When he was held in pretrial detention, Mr. Tarner sought release from federal custody, arguing that the government violated procedures and timelines laid out in the Insanity Defense Reform Act (IDRA). The federal statute was signed by President Ronald Reagan in 1984 in response to public concern after John Hinckley Jr. was acquitted by reason of insanity for attempting to assassinate the president weeks after he was inaugurated in 1981. The objective of the legislation was to make it more difficult for criminal defendants to secure a verdict of not guilty by reason of insanity.
On Nov. 29, 2023, Judge Lamberth dismissed the motion as moot because the defendant had “already been evaluated, restored to competency, and released from competency-related commitment under IDRA[.]”
Although no Supreme Court personnel or justices were injured in the attack, threats against justices have escalated in recent years.
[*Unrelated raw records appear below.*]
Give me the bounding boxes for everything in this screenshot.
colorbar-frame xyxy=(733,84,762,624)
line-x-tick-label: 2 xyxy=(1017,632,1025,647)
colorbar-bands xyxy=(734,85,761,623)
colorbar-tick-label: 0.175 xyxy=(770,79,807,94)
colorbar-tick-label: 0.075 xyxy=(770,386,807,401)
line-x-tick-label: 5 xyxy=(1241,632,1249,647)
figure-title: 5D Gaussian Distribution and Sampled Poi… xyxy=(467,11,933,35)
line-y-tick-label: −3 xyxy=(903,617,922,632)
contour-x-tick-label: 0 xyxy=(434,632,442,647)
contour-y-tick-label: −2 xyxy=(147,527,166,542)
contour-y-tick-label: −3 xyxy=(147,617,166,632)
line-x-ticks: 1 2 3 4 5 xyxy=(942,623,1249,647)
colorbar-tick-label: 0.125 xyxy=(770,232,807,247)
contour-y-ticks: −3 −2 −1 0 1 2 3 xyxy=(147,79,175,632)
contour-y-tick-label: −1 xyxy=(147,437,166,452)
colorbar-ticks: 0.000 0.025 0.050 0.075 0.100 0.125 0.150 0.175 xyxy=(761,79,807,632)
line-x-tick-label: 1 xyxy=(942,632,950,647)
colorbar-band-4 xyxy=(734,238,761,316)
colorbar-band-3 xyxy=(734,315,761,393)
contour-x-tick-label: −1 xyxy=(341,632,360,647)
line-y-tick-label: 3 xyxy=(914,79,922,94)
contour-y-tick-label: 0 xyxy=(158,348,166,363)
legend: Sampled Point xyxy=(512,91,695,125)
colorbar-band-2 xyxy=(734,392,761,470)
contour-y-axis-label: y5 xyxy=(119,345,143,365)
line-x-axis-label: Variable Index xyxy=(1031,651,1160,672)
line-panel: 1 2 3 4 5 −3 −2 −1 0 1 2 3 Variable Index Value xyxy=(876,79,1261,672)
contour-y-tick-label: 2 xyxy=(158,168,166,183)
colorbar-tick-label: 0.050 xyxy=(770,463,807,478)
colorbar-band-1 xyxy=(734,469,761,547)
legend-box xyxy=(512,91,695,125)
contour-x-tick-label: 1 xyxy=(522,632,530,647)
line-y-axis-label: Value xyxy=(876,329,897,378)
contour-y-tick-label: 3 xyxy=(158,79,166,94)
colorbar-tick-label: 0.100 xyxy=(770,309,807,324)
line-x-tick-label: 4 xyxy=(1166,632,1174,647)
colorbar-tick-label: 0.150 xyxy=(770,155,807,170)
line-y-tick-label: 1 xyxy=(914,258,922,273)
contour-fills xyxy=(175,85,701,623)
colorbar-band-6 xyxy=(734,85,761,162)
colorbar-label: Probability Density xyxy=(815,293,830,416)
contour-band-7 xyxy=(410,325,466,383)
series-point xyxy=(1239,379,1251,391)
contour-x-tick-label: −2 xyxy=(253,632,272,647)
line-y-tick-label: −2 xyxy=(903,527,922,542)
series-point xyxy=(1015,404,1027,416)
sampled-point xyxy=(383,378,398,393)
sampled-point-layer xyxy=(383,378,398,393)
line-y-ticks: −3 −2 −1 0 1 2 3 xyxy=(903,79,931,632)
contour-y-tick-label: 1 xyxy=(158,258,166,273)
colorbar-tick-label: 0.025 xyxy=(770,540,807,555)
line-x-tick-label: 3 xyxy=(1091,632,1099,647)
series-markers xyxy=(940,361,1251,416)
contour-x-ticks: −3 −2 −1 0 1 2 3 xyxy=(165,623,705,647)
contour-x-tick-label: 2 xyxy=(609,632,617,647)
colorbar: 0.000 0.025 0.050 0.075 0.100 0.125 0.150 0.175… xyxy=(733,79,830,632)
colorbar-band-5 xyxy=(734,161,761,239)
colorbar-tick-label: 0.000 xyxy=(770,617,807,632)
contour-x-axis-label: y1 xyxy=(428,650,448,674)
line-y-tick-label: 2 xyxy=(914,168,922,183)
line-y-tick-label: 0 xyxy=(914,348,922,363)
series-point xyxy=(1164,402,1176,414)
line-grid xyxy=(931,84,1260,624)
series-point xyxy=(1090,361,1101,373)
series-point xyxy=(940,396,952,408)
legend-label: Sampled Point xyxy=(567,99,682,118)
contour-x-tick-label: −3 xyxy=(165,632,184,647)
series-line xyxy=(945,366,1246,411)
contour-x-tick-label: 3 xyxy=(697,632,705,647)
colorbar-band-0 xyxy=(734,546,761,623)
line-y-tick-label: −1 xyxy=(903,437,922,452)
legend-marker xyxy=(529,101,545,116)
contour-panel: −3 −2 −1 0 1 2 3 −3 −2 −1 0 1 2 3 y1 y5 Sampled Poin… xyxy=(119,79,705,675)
In 2022, after a draft opinion overturning Roe v. Wade was leaked to the media, Nicholas John Roske allegedly attempted to assassinate Justice Brett Kavanaugh at his Maryland home. Weeks later, Mikeal Deshawn Archambault was arrested for allegedly threatening on social media to “kill everyone” at the Supreme Court with an AK-47 rifle.
It is unclear if Mr. Tarner will appeal the sentence imposed on him.
The Epoch Times reached out for comment to the Justice Department and to Mr. Tarner’s attorneys of record–Alvin H. Thomas Jr. of Fort Washington, Maryland, and Federal Public Defenders Alexis Morgan Gardner and Elizabeth Ann Mullin–but had not received any replies at the time of publication.